At a point when the world’s economic system is creaking and the oil market is suffering from its own supplementary crisis, it can be hard to imagine what may come next.
As talk in Europe and North America shifts to dialling down lockdown provisions, there is a sense the darkest days of oil demand the world has ever seen are coming to an end.
But what will come next?
Refiners in the US flagged the beginning of an improvement in demand during their first quarter results in late April.
For the full year, demand is projected by the International Energy Agency (IEA) to have fallen by 8.6 million barrels per day (bpd). There has even been talk that 2019 may have been the high watermark for fossil fuel demand.

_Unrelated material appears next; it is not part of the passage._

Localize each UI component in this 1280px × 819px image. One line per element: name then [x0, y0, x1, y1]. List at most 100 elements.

“People will have to reset forecasts of peak demand and there is a good chance that will come much earlier than previously thought,” the managing partner of Bracewell’s London office Jason Fox said.

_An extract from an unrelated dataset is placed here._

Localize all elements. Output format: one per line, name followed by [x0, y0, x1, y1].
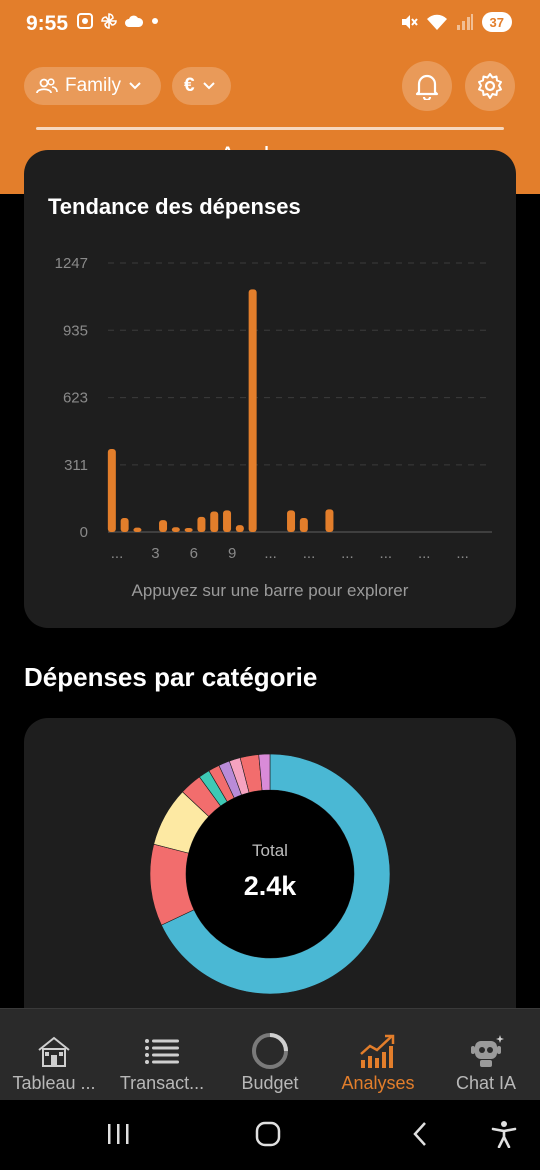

The major crunch was in April, with oil demand down by around 25-30m bpd. A slow response from producers, who did not comprehend the full extent of the crisis that combined the catastrophic early March Opec meeting with the demand impact of coronavirus, has seen storage fill dramatically.
Production cuts are now starting to bite, both from those opting to cut for strategic reasons and those that simply have no other choice.
IHS Markit has estimated that as much as 17m bpd of output – including nearly 14m bpd of crude – may be taken out of the market in the second quarter. The consultancy suggests demand is down 22m bpd over the three-month period, suggesting storage increased by 720m barrels.
Lockdown’s impact has been most keenly felt on the transportation side, with the use of passenger vehicles and aeroplanes seizing up.
“There has been an enormous shock to demand and anyone who claims they know when demand will resume, and whether it will return to the same path as before, is fooling all of us,” Access Corporate Finance CEO David Kotler said.
Beyond the short-term demand impact, though, there is a major question about what the world will look like after coronavirus – and various stages of lockdown around the world – has ended.
“If people go back to work but are wary of public transport this would lead to more driving and a significant recovery in petrol and diesel consumption,” Investec head of commodities Callum MacPherson said.
“The other line of reasoning is that working from home could continue for longer leading to a less rapid recovery in demand and, potentially, we could see a permanent structural shift towards more working from home that could entrench lower demand.”
Any sort of return to work will involve new thinking about how to maintain some degree of social distancing, with workspaces and transport hubs refashioned with an eye on reducing viral transmission.
Initial signs indicate travel by car is moving back to historic averages, but public transportation is recovering at a much lower level. The impact on air travel will be particularly significant. Rystad Energy reports jet fuel demand at 7.2m bpd in 2019.
“Airlines are hoping to resume some flying in June with a near-term aim of reaching maybe 50% capacity, rising to around 70% by the end of the year,” MacPherson said.
“Given the lack of demand, refiners are having to find more ways to blend excess jet fuel into diesel.”
As of mid-May, US flight statistics show travel is around 9% of what it was a year ago.
Kotler said airlines are facing “a period of severe disruption for some time – maybe a year or two”.
Decisions from industry and governments to cut spending and shut fields may set the stage for a price spike down the road, Kotler continued: “Changes in demand could see supply being unable to keep up, leading to a spike in price. It will not be this year, but anywhere from one to four years out – depending on the decisions taken today.”